The tight Monaco circuit requires a different approach to any other on the F1 schedule and drivers must adapt to it in the space of just three hour-long practice sessions before qualifying.

“It’s so unique,” Ricciardo, who drives for McLaren, added.

“If you compare it to Barcelona, where we were two weeks ago [for the Spanish Grand Prix] and everything is kind of normal — you’ve got your 100 metre boards and you brake at them, it’s just not the same here.

“The 100 metre boards don’t mean anything [in Monaco], you’ve got to find different references, the grip is low and even your driving style is not that traditional.

“You’ve just got to figure it out on the bounce.”

As impressive as it is to watch F1 drivers live on their instincts during a qualifying lap at Monaco, the race itself is often an anti-climax.

The tight layout means overtaking is near impossible and races are often won on Saturday by qualifying on pole position and retaining the lead at the start of the race.

Ricciardo did exactly that when he won the 2018 Monaco Grand Prix, and he even managed to retain the lead once the hybrid element of his engine failed and reduced his car’s power output by 160 brake horsepower.

He celebrated the win by belly flopping into the swimming pool on top of Red Bull’s hospitality unit, instantly creating one of the most iconic Monaco photos of recent years.

“Somebody asked me about that race the other day and they said: ‘It was probably the best day of your life, wasn’t it?

“I said that those moments in the pool probably were the best moments of my life, but the day itself sucked!

“I hated the day because it was just full of stress and anxiety.

“Qualifying is still the most stressful day [of a Monaco weekend], but if you put it on pole you still have the stress of ‘if I don’t convert this into a win, then I’ve done the worst thing you can do in Monaco because you have to convert from pole’.

“I remember [two-time Monaco winner] Mark Webber came up to me that day when I was eating lunch — and obviously he was not trying to add pressure, he was trying to give me advice — but during all those moments I was just like ‘f—!’.

“I could really feel that everybody really wanted me to execute and to win, but I couldn’t escape anyone to focus on it.

“Even to the point that when I stopped on the grid after the formation lap and lined up in P1, I don’t know if it rained overnight, but there was still a little bit of water over by the inside barrier and I felt like I had parked the car too much on the right, and I felt like my right wheel was on a damp patch [which would impact the start].

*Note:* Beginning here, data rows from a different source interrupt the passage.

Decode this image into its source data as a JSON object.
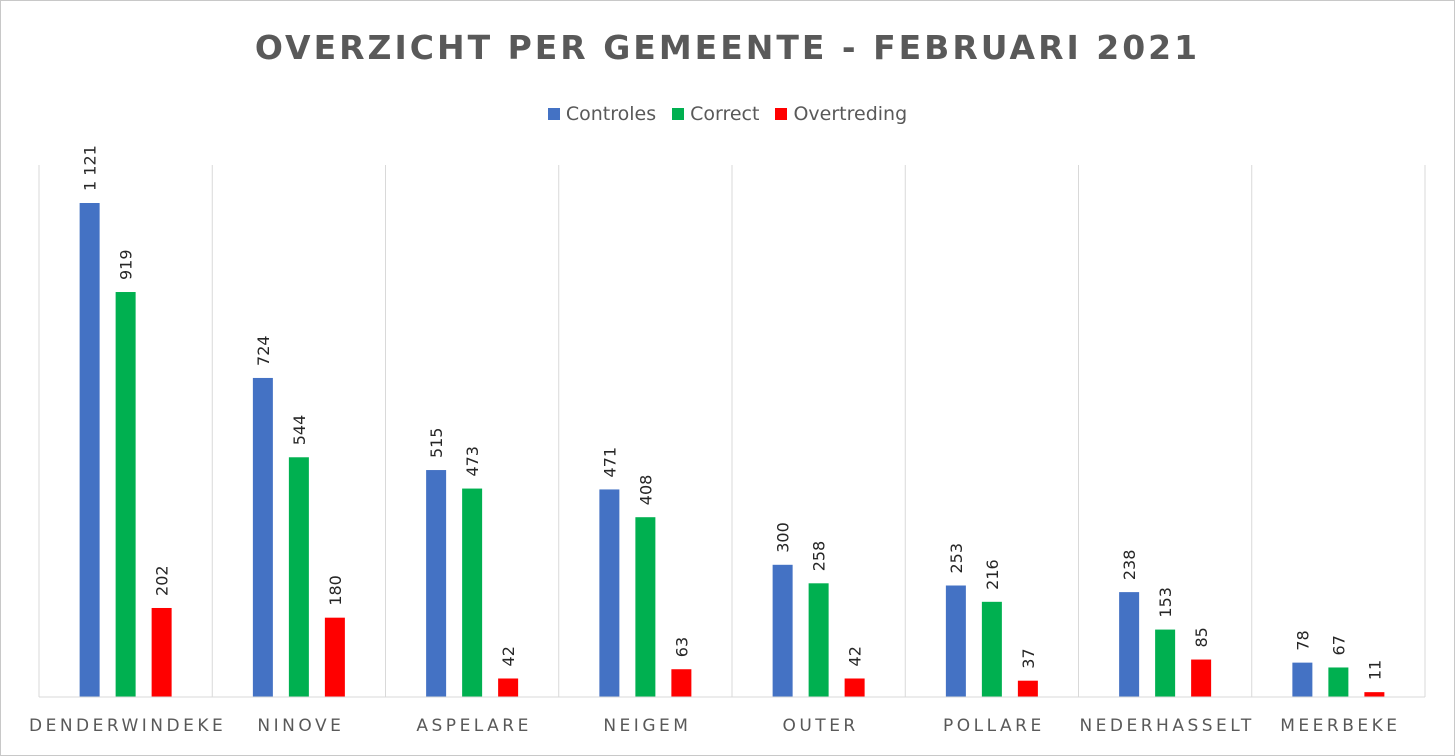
{
  "chart_data": {
    "type": "bar",
    "title": "OVERZICHT PER GEMEENTE - FEBRUARI 2021",
    "categories": [
      "DENDERWINDEKE",
      "NINOVE",
      "ASPELARE",
      "NEIGEM",
      "OUTER",
      "POLLARE",
      "NEDERHASSELT",
      "MEERBEKE"
    ],
    "series": [
      {
        "name": "Controles",
        "color": "#4472C4",
        "values": [
          1121,
          724,
          515,
          471,
          300,
          253,
          238,
          78
        ],
        "labels": [
          "1 121",
          "724",
          "515",
          "471",
          "300",
          "253",
          "238",
          "78"
        ]
      },
      {
        "name": "Correct",
        "color": "#00B050",
        "values": [
          919,
          544,
          473,
          408,
          258,
          216,
          153,
          67
        ],
        "labels": [
          "919",
          "544",
          "473",
          "408",
          "258",
          "216",
          "153",
          "67"
        ]
      },
      {
        "name": "Overtreding",
        "color": "#FF0000",
        "values": [
          202,
          180,
          42,
          63,
          42,
          37,
          85,
          11
        ],
        "labels": [
          "202",
          "180",
          "42",
          "63",
          "42",
          "37",
          "85",
          "11"
        ]
      }
    ],
    "ylim": [
      0,
      1121
    ],
    "legend_position": "top",
    "grid": false,
    "category_separators": true
  }
}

“So even waiting on the grid for the other cars to get there, I was like ‘oh f—!’.

“Nothing about that race felt good other than leading into Turn 1.”

Even though there will be fewer fans and less atmosphere in the grandstands on Sunday, the racing at this year’s Monaco Grand Prix will be no different.

Whoever starts on pole position will likely have the same nerves, the same concerns on the grid and the same relief if they are still leading by the exit of Turn 1.

Despite a year’s absence and the presence of COVID protocols this weekend, the magic of Monaco is still here.